Obesity and systemic inflammation. Elevated body fat doesn’t just sit passively. It generates low-level chronic inflammation and raises levels of hormones like leptin, both of which can directly damage tendon structure. High cholesterol is linked to tissue damage in tendons through a combination of disrupted fat metabolism and blood vessel dysfunction. In people with diabetes, sugar molecules can cross-link with collagen fibers, altering their mechanical properties and making tendons stiffer and more vulnerable to injury.
How Fatty Changes Are Detected
Fatty infiltration of the muscles and tendons around an injured joint is typically spotted on MRI, where fat produces a distinctive bright signal on certain image sequences. Ultrasound can also pick up these changes: fat-replaced muscle appears brighter (more echogenic) than normal muscle, and the normal striped pattern of muscle fibers gradually blurs and then disappears as fat accumulates. In one study comparing the two methods, ultrasound correctly identified the degree of fatty infiltration in the vast majority of cases when compared to MRI findings.
Radiologists grade fatty infiltration on a scale from none to severe. These grades matter because they help surgeons predict whether repairing a torn tendon is likely to succeed or whether the surrounding muscle has deteriorated too far.

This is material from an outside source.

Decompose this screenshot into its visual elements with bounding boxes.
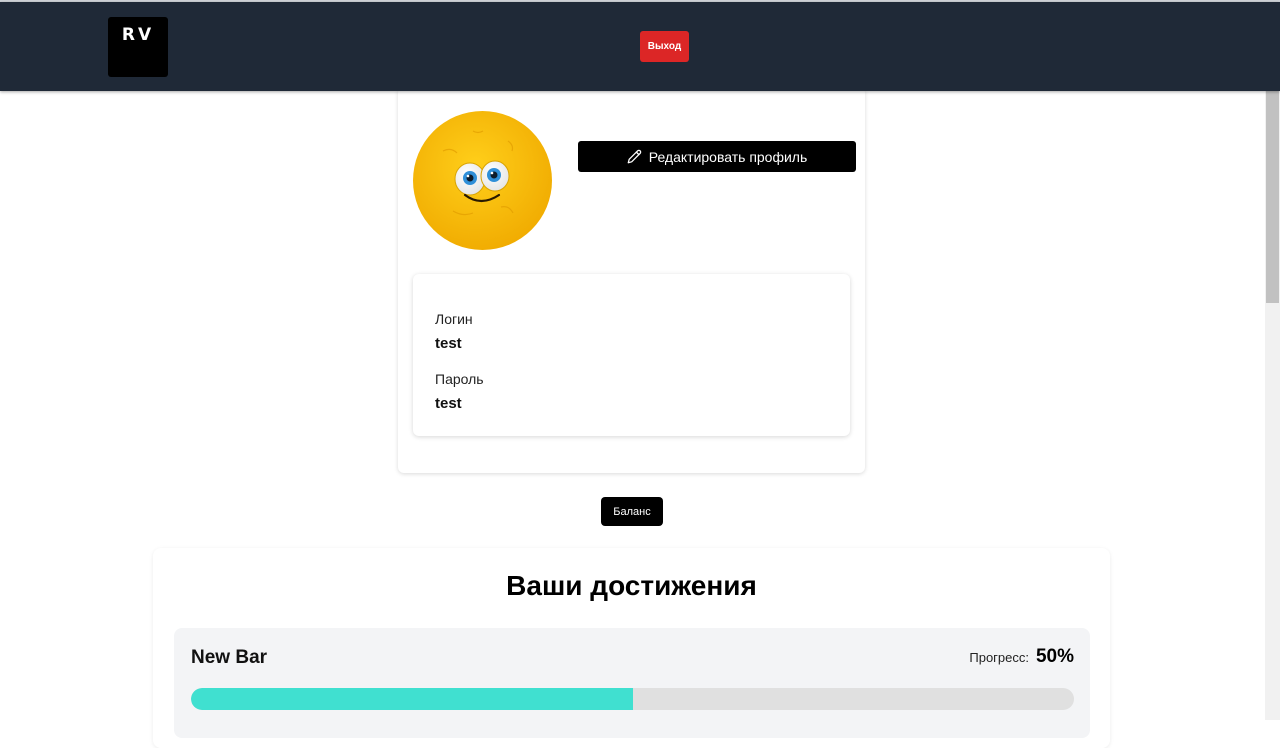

Can Fatty Infiltration Be Reversed?
This is the difficult reality: once significant fatty infiltration has replaced muscle or tendon tissue, it is largely irreversible. Surgical repair of a torn tendon can partially restore the architecture and function of the muscle-tendon unit, but the structural damage from fat and scar tissue tends to persist. In rotator cuff repairs where the surrounding muscle has already undergone severe fatty replacement, retear rates can reach as high as 94%.
Physical therapy improves symptoms and function in patients with rotator cuff tears, and this benefit holds even in the presence of some fatty changes. But therapy does not reverse the infiltration itself. No approved drug currently prevents or reverses fatty infiltration of tendon and muscle tissue in humans, though early-stage animal research is exploring compounds that may slow the process. In one sheep study, a medication reduced fatty infiltration from roughly 53% to 34% over 16 weeks, but this remains experimental.
The practical takeaway: early intervention matters. The longer a tendon tear or chronic tendinopathy goes unaddressed, the more opportunity fat has to replace functional tissue, and the harder it becomes to restore full strength. Keeping metabolic risk factors like cholesterol, blood sugar, and body weight in check also protects tendon health over the long term.